COG6-CDG: Expanding the Phenotype with emphasis on glycosylation defects involved in the causation of Male Disorders of Sex Development.

01. Oktober, 2020

Hanna Mandel1, Nehama Cohen Kfir1,2, Ayalla Fedida1,2, Efrat Shuster Biton1, Marwan Odeh3, Limor Kalfon1, Shani Ben Harouch1, Vered Sheffer Fleischer4, Yoav Hoffman5, Yael Goldberg6, April Dinwiddie7, Elena Dumin8, Ayelet Eran9, Liat Apel-Sarid 10, Dov Tiosano11, Tzipora C Falik-Zaccai1,2.

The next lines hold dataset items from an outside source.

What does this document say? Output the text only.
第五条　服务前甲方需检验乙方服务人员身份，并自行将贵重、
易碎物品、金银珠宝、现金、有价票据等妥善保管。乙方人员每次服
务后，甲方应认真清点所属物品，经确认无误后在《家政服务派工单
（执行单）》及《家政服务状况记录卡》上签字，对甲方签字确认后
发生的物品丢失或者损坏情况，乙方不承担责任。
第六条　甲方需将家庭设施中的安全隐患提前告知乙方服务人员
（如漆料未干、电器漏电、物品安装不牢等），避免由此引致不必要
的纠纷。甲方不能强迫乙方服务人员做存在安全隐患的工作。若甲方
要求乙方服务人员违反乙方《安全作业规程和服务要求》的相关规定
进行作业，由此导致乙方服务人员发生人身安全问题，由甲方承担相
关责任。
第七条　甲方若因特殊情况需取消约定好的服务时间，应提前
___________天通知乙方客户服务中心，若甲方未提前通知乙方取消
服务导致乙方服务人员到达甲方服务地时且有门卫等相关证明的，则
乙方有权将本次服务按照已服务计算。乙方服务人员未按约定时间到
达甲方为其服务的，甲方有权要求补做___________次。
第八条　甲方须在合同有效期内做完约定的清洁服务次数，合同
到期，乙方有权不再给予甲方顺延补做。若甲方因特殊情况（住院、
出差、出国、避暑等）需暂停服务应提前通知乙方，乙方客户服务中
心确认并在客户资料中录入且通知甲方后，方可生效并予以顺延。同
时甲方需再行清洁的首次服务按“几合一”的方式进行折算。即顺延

COG6-congenital disorder of glycosylation (COG6-CDG) is caused by biallelic mutations in COG6. To-date, 12 variants causing COG6-CDG in less than 20 patients have been reported. Using whole exome sequencing we identified two siblings with a novel homozygous deletion of 26 bp in COG6, creating a splicing variant (c.518_540 + 3del) and a shift in the reading frame. The phenotype of COG6-CDG includes growth and developmental retardation, microcephaly, liver and gastrointestinal disease, hypohydrosis and recurrent infections. We report two patients with novel phenotypic features including bowel malrotation and ambiguous genitalia, directing attention to the role of glycoprotein metabolism in the causation of disorders of sex development (DSD). Searching the glycomic literature, we identified 14 CDGs including males with DSD, a feature not previously accentuated. This study broadens the genetic and phenotypic spectrum of COG6-CDG and calls for increasing awareness to the central role of glycosylation processes in development of human sex and genitalia.